The holiday also will cap the seven-week "Booze It and Lose It" campaign aimed at removing drunken drivers from the state's highways.
"We're putting special emphasis on looking for impaired drivers," said Goldsboro police Maj. M.D. Hopper, who supervises the department's patrol division.
Hopper urged people who will celebrate the New Year with alcohol to ride with a designated driver who remains sober.
Spokesmen for the Goldsboro police, the Highway Patrol and Wayne County Sheriff's Office said they will not conduct any major checkpoints during the weekend with one of the state's BAT-mobiles. However, each agency may set up smaller checking stations on an as-needed basis. Those suspected of drunken driving will be taken to the magistrates' office in the courthouse.
Highway Patrol 1st Sgt. T.C. McLeod said his troopers will concentrate on high-accident areas, including U.S. 70, U.S. 117, Wayne Memorial Drive and Pikeville-Princeton Road.
"We'll keep on hitting those areas hard with line patrols and saturation patrols in high-accident areas," he said. "We'll hit them as hard as we can and as often as we can."
Troopers on a line patrol are assigned to a particular road and those on a saturation patrol are assigned to an area.
McLeod said he will hold driver's license checks during the day and night and will set up the radar trailer that measures and shows a vehicle's speed.
"We'll do what we can do," McLeod said, noting that the Wayne County district is four troopers short because of promotions and reassignments.

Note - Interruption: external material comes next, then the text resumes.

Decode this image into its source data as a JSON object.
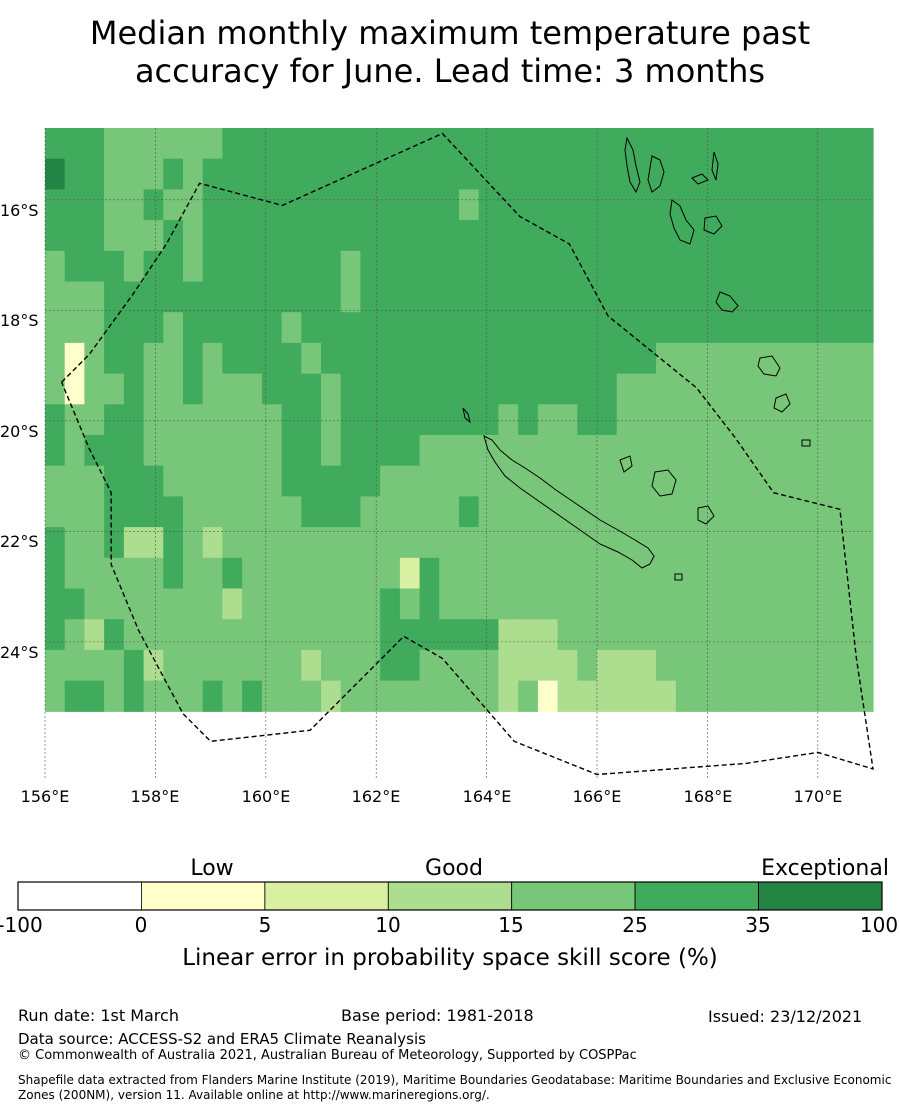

Sheriff's Lt. Daryll Overton said deputies would be on their regular patrols over the weekend. But he said special, or part-time, deputies might be added to the shifts.
During the last reporting period in the Booze It and Lose It campaign, four people were charged by Goldsboro police with driving while impaired. The police conducted two checkpoints and 19 saturation or random patrols. Four people also were charged with seat-belt violations, and four were charged with child-restraint offenses. A total of 143 people were charged with speeding, 16 with driving while their licenses were revoked, one with a driver's license violation and 119 with other traffic offenses.
Police filed five drug charges and 11 other criminal charges for a total of 307 charges for the period. One fugitive also was arrested.
The statewide campaign started Nov. 18.